Judas was one of the world’s worst sinners. He committed the world’s worst betrayal: he arranged for Jesus’s murder. If you want to know how God treats sinners, look at Judas. We catch a glimpse of it in John 13:1-30.
- God loves sinners. “He loved them to the end” (v 1). Even Judas. God loves the world (John 3:16). No exceptions.
- God demonstrates His love through service. Jesus “washed the disciples’ feet” (v 5). It was an act of humility and of sacrificial service. God demonstrates His love to sinners, even to Judas. The cross is the greatest demonstration of that sacrificial love.

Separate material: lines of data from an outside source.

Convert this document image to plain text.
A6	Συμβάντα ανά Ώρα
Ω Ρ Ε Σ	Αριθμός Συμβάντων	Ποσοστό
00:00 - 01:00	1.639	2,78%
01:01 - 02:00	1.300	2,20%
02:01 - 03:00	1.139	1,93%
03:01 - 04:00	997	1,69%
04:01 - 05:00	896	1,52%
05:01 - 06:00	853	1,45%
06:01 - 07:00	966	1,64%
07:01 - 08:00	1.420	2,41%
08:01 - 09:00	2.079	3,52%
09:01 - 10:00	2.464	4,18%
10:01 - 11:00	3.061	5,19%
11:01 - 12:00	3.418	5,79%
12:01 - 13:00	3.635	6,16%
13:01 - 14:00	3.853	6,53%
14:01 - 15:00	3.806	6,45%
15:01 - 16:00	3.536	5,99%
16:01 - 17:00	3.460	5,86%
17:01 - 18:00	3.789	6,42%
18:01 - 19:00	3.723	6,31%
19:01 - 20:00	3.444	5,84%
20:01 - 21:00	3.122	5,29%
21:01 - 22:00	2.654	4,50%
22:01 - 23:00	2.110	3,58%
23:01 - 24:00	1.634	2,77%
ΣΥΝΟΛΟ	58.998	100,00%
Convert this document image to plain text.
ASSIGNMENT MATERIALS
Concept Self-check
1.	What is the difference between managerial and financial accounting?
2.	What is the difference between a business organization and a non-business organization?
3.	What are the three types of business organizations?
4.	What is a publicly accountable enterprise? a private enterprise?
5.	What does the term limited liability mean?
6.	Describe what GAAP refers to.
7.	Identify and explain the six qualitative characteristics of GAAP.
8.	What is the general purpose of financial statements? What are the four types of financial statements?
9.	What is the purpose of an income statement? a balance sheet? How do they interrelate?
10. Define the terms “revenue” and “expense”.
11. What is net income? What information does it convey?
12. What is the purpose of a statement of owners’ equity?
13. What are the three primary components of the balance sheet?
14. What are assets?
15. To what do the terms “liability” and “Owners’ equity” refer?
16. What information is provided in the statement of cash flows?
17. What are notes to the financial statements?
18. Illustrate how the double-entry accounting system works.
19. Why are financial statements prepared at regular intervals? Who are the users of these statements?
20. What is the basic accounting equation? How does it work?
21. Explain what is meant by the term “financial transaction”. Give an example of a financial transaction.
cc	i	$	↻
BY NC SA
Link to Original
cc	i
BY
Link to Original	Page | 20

- God privately warns sinners. God is not out to embarrass us. He is not out to get us. He wants to win your heart. When you sin, God begins by privately warning you. That’s what He did to Judas. Jesus warned the disciples, “You are not all clean” (vv 10, 11) and “He who eats bread with Me has lifted up His heel against Me” (v 18). The disciples did not know what Jesus was talking about (v 22). But I’m sure Judas knew. When you sin, God will send you a private warning. Maybe your conscience will sting. Maybe a verse of Scripture will convict you. But you’ll know you should stop.
- God publicly warns sinners. Judas did not repent at the private warning. So Jesus made a public one. But it was subtle. Only Judas and John knew. John asked Jesus who would betray Him. Jesus said, “It is he to whom I shall give a piece of bread.” He gave the bread to Judas (vv. 24-26). At that moment, Judas knew that Jesus knew what he planned to do. He could have changed his mind. He could have rebuked the thought of betrayal that was planted in his heart. But he didn’t.
- God gives the sinner over to his desires. Judas still didn’t repent. He refused God’s love. He refused God’s service. He ignored the private warning. He ignored the public one. Instead, he persisted in rebelling against God. His mind was set. So what did God do? Did He send fire and brimstone? Did He stop Judas in his tracks? No. God punished Judas by giving him over to his sin. He let him go. Jesus told him, “What you do, do quickly” (v 27). And Judas left. And Judas reaped the bitter consequences of his betrayal. There comes a point in your life when God stops fighting your rebellion. He stops trying to draw you to Himself. There comes a moment when God gives you over to your sin (cf. Rom 1).
Don’t repudiate God’s love or loving warnings. When your conscience stings, come to your senses and return to God.